Minoria dos registros de assédio no transporte público resultou em prisão

Maioria das ocorrências envolve 'encoxadas', 'passadas de mão' e 'esfregões'; atos são classificados como crimes

Por O Dia

Rio - Apenas três dos 38 casos de assédio sexual registrados este ano na Delegacia de Polícia do Metropolitano (Delpom), que recebe denúncias de crimes cometidos no metrô e na CPTM, tiveram prisão em flagrante. A maioria das ocorrências envolve 'encoxadas', 'passadas de mão' e 'esfregões' e os atos são classificados como crimes de menor potencial ofensivo.
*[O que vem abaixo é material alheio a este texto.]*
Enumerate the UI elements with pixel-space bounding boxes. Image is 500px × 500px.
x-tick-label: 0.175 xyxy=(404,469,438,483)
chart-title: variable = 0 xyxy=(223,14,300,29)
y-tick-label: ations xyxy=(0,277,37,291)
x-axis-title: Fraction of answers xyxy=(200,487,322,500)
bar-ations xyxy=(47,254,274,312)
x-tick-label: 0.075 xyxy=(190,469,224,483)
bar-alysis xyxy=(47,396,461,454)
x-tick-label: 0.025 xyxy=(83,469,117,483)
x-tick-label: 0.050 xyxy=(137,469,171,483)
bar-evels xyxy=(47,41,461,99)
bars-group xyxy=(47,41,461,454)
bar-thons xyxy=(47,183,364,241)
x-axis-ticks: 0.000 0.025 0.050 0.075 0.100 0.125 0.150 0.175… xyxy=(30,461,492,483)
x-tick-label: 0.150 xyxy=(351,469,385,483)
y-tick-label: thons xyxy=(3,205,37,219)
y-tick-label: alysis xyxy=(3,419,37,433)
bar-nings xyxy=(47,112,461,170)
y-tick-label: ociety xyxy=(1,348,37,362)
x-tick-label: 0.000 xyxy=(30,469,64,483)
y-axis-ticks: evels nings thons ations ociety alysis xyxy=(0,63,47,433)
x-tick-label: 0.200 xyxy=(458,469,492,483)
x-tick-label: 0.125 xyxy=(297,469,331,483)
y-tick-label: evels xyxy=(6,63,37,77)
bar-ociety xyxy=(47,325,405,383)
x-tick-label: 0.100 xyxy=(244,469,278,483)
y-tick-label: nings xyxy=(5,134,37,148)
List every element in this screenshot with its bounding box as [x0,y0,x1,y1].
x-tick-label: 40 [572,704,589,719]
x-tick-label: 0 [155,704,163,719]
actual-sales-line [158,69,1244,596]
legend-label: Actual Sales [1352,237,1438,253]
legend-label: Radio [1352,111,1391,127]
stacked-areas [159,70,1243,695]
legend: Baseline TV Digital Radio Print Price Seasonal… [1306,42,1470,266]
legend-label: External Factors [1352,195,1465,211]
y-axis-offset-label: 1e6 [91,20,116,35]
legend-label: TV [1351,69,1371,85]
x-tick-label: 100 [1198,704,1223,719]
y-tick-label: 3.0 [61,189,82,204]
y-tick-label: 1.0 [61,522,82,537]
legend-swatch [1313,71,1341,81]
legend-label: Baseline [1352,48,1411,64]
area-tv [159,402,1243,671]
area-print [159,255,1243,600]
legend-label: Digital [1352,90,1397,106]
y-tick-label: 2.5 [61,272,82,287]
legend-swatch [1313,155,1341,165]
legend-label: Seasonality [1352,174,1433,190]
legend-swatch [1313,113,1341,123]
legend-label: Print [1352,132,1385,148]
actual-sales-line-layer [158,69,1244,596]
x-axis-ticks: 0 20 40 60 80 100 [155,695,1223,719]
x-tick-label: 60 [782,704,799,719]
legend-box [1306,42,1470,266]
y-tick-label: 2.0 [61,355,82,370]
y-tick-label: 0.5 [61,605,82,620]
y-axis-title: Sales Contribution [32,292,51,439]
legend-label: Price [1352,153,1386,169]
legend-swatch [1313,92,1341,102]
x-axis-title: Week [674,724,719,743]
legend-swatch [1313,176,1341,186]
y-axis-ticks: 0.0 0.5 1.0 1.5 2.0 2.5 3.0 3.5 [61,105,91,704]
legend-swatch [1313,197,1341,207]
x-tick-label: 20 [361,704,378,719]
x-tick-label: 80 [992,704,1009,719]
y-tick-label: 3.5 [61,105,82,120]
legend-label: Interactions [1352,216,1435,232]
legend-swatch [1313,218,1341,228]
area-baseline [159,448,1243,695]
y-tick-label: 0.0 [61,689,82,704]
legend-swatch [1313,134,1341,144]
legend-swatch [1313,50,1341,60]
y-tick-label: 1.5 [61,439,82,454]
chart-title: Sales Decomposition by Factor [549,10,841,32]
Maioria das ocorrências envolve 'encoxadas', 'passadas de mão' e 'esfregões' e os atos são classificados como crimes de menor potencial ofensivoDivulgação


Segundo o delegado titular do Delpom, Cícero Simão da Costa, os três abusadores detidos em flagrante foram enquadrados por crime de estupro, por terem sido casos mais graves. Em um deles, conta o delegado, o molestador agiu com violência, torcendo o braço da vítima e ejaculando em sua perna. A segunda situação foi semelhante. No terceiro caso, o abusador enfiou a mão por baixo do vestido da vítima para molestá-la. Os três homens continuam presos.

De acordo com o delegado, os 35 homens que abusaram de passageiras foram enquadrados por importunação ofensiva ao pudor - quando a vítima é assediada sexualmente em local público. Nesses casos, explica o delegado, os homens assinam um termo de compromisso, são chamados para uma audiência e podem ter de pagar uma multa ou prestar serviços à comunidade.

“Seria muito severo aplicar prisão em flagrante nesses casos [de encoxadores]. Seria visto como abuso de autoridade. A gente não pode fugir da lei”, declarou o delegado.

Segundo levantamento feito no início do mês pela Secretaria Estadual da Segurança Pública, foram registrados, em todo o estado, 285 casos de importunação ofensiva ao pudor este ano. Desses casos, 17 ocorreram dentro de coletivos e 13 em pontos de ônibus.